Мой друг Робби близко сошелся с одной русской семьей. Вернее будет сказать, с девушкой из одной русской семьи. Он был очень сильно влюблен. Я сопровождал его во время визитов к ней домой, и почти всегда мы приносили с собой буханку хлеба для этих очень скромно живущих людей.
Покинув Винницу, мы ехали без остановок, пока не достигли города Умань в центре Украины. Неподалеку от города находился аэродром. Нас разместили в простых, но теплых деревянных бараках. Там неожиданно выяснилось, что нас нужно как можно скорее доставить на фронт, и нашим транспортом должен был стать уже не поезд, а самолет.
Однако из-за плохой погоды вылет постоянно откладывался. День за днем мы с полными рюкзаками за плечами маршировали на аэродром только для того, чтобы возвращаться назад со всем этим грузом. Но, наконец, погода стала летной, и транспортная эскадрилья «Юнкерсов-52», самолет за самолетом приземлилась на заснеженную взлетную полосу.
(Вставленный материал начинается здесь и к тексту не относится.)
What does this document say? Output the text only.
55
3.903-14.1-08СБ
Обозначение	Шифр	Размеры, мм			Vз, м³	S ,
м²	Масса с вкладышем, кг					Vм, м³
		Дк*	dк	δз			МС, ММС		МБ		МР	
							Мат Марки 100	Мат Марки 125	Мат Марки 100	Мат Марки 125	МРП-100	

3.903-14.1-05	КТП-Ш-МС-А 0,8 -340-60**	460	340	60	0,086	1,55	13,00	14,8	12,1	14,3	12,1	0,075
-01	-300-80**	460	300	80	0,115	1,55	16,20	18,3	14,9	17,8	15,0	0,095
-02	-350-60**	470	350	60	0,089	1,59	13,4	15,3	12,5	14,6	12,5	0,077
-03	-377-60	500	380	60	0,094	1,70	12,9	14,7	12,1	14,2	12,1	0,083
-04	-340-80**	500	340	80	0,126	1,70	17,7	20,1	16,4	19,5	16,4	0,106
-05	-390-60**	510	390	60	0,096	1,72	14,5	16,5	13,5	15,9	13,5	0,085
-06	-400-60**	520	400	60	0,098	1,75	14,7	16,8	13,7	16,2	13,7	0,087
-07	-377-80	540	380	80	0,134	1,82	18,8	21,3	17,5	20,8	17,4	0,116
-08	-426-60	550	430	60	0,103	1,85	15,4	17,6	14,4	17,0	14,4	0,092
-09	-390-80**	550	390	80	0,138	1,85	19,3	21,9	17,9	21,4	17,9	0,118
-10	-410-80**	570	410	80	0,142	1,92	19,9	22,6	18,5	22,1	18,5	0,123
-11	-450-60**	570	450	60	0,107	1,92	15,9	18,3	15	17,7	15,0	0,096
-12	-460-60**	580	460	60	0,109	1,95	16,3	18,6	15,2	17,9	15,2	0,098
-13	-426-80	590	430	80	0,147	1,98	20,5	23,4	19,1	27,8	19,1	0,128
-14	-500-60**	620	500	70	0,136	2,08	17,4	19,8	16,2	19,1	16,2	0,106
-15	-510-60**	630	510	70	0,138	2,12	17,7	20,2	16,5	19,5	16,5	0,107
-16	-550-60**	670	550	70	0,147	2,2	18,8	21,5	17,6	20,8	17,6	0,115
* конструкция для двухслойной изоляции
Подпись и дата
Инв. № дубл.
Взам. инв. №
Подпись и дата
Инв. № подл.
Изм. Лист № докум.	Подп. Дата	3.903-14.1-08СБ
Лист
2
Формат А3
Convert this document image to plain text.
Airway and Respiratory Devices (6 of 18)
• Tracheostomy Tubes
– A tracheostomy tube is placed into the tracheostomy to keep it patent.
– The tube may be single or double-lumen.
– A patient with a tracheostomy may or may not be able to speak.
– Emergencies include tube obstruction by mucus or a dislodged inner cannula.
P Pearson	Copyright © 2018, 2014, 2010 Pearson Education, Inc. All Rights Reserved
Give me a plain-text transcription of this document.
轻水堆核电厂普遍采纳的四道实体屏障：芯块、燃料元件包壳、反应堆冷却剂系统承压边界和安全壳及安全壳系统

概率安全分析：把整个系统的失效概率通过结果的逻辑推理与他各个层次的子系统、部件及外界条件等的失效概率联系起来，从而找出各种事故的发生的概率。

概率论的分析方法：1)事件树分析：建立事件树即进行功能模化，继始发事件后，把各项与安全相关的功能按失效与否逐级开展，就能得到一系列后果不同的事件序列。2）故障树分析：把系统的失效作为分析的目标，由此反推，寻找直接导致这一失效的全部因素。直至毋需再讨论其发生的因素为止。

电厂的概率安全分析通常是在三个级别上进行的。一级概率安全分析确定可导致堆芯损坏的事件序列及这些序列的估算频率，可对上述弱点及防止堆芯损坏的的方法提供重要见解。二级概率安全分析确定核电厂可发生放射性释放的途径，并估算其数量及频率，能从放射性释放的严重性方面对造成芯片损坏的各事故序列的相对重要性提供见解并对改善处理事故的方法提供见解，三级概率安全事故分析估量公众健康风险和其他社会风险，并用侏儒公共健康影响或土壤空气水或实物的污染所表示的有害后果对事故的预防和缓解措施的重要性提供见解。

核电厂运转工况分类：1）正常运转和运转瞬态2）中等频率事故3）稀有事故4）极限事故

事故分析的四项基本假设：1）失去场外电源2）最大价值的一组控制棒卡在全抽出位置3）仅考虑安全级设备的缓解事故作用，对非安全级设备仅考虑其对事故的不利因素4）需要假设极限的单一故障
Тут возникла еще одна проблема. Грузоподъемность такого количества транспортных самолетов якобы оказалась недостаточной для нашего количества войск. Для облегчения веса нам было сказано оставить свои продуктовые пайки на аэродроме. Естественно, нас, обладавших ненасытным солдатским аппетитом, возмутило это предложение. И мы решили проблему по-своему, спешно съев все имевшиеся у нас продукты. Быстро дожевывая ледяные от холода сосиски, мы совершенно не думали, добавят ли они нам веса, оказавшись внутри наших желудков.
Вскоре после этого мы, подобно возбужденным школьникам, штурмующим автобус, начали занимать свои места в «юнкерсах». При этом сидеть нам пришлось на своих рюкзаках, поскольку сиденья из салонов самолетов были убраны. Нас ведь было слишком много, чтобы мы могли разместиться на нормальных местах. Но мы не слишком переживали из-за недостатка комфорта и даже шутили, что все равно летим за государственный счет.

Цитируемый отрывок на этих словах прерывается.